Em 54 municípios da bacia do Rio Doce exerciam a atividade 2997 pescadores registrados no SisRGP no mês anterior ao rompimento. Desses, 1100 no município de São Mateus, 765 em Linhares e 214 em Colatina (VIANA, 2016). Desse contingente pode-se destacar a presença de mulheres atuando nas pescarias assim como nas atividades relacionadas como na confecção e manutenção de redes ou no beneficiamento e comercialização do pescado (Figura 1). Por tratar-se de uma atividade instável e descontínua buscam estas mulheres estarem representadas e protegidas por legislações como vemos em atuação a Articulação Nacional das Pescadoras (ANP) na luta pelo reconhecimento e melhoria das condições de trabalho.
Figura 1- Ausimara Passos com o marido Seu Flôr tiveram que fechar a peixaria após o ocorrido em Regência, no Espírito Santo. Foto: Douglas Magno (matéria de 05/11/2017 – El País)
A descrição deste caso, traz à tona a questão sobre o grau de vulnerabilidade da população afetada e sua relação com a injustiça socioambiental sofrida. Deve-se considerar que o caso das mulheres pescadoras (ou envolvidas com a atividade da pesca) ganha outra dimensão de injustiça, uma vez que, além de pertencerem ao grupo vulnerabilizado dos pescadores artesanais, pertencem também ao grupo que historicamente sofre violência física e simbólica, por discriminação de gênero (MANESCHY et al. 2012). Caso pertençam ainda a grupo étnico discriminado, isto é, se são negras ou indígenas, além de mulheres e pescadoras, por exemplo, ainda maior é a injustiça que sofrem. Esses e outros casos assemelhados configuram, para muitos autores, exemplos irrefutáveis de racismo ambiental (PACHECO e FAUSTINO, 2013).
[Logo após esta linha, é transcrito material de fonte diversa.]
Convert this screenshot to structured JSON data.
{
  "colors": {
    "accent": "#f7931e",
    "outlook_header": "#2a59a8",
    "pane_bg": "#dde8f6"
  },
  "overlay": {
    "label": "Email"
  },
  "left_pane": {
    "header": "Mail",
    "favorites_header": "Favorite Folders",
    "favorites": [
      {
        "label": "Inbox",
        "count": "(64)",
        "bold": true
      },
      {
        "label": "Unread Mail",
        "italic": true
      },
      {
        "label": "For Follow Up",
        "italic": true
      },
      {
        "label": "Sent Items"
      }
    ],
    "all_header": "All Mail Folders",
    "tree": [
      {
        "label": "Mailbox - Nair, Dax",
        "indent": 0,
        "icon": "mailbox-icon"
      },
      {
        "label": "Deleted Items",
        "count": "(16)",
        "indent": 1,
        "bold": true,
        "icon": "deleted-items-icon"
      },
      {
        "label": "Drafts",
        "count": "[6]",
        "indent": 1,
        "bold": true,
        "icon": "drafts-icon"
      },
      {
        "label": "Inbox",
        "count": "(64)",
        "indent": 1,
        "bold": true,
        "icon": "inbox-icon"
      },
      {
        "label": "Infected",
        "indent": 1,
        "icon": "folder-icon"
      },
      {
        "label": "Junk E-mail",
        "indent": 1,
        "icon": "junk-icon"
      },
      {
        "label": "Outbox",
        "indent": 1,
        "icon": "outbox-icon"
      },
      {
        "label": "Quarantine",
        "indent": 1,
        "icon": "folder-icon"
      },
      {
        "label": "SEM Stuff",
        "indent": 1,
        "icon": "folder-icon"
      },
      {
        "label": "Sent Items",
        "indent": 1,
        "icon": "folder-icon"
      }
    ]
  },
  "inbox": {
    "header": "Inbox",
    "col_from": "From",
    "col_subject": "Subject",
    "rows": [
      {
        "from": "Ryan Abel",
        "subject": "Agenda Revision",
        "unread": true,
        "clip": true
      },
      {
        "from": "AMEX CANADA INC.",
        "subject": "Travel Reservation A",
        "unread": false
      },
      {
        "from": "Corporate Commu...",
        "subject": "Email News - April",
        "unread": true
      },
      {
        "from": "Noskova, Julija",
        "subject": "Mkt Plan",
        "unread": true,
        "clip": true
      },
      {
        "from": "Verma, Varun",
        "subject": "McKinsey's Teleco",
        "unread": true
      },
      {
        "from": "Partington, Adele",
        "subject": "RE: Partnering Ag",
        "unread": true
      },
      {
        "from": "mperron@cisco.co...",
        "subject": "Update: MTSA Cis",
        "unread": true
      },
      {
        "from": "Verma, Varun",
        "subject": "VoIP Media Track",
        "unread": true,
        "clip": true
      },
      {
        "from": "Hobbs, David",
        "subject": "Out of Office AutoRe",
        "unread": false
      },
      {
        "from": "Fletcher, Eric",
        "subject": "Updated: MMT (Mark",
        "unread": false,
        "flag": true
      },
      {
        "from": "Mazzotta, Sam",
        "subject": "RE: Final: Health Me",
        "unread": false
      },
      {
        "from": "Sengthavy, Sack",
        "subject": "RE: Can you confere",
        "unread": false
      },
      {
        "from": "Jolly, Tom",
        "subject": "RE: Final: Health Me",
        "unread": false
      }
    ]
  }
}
Felizmente, a pressão exercida por movimentos sociais, como o Movimento dos Atingidos por Barragens (MAB), e por promotores dos Ministérios Públicos, o caso da Barragem do Fundão vem conquistando alguns avanços na reconstrução dessas vidas e rotinas de trabalho. Reparações e indenizações, que foram e estão sendo pagas pelos responsáveis aos atingidos, buscam minimizar um passivo socioambiental que, de fato, é irreparável, por tratar-se de perda de vidas e de valores simbólicos, associados a um território que não mais existe, por conta do ocorrido.
Referências:
MANESCHY, M.C.; SIQUEIRA, D.; ALVARES, M.L.M. Pescadoras: subordinação de gênero e empoderamento. Rev. Estud. Fem., Florianópolis , v. 20, n. 3, p. 713-737, Dec. 2012.
PACHECO, T. e FAUSTINO, C. “A Iniludível e Desumana Prevalência do Racismo Ambiental nos Conflitos do Mapa”. In: PORTO, Marcelo Firpo; PACHECO, Tania; LEROY, Jean Pierre. Injustiça Ambiental e Saúde no Brasil: o Mapa de Conflitos. Rio de Janeiro: Editora Fiocruz, 2013. p.73-114.
VIANA, J.P. Os Pescadores da Bacia do Rio Doce: subsídios para a mitigação dos impactos socioambientais do desastre da Samarco em Mariana, Minas Gerais. Instituto de Pesquisa Econômica Aplicada (IPEA). Nota Técnica, 51 p. Brasília. 2016.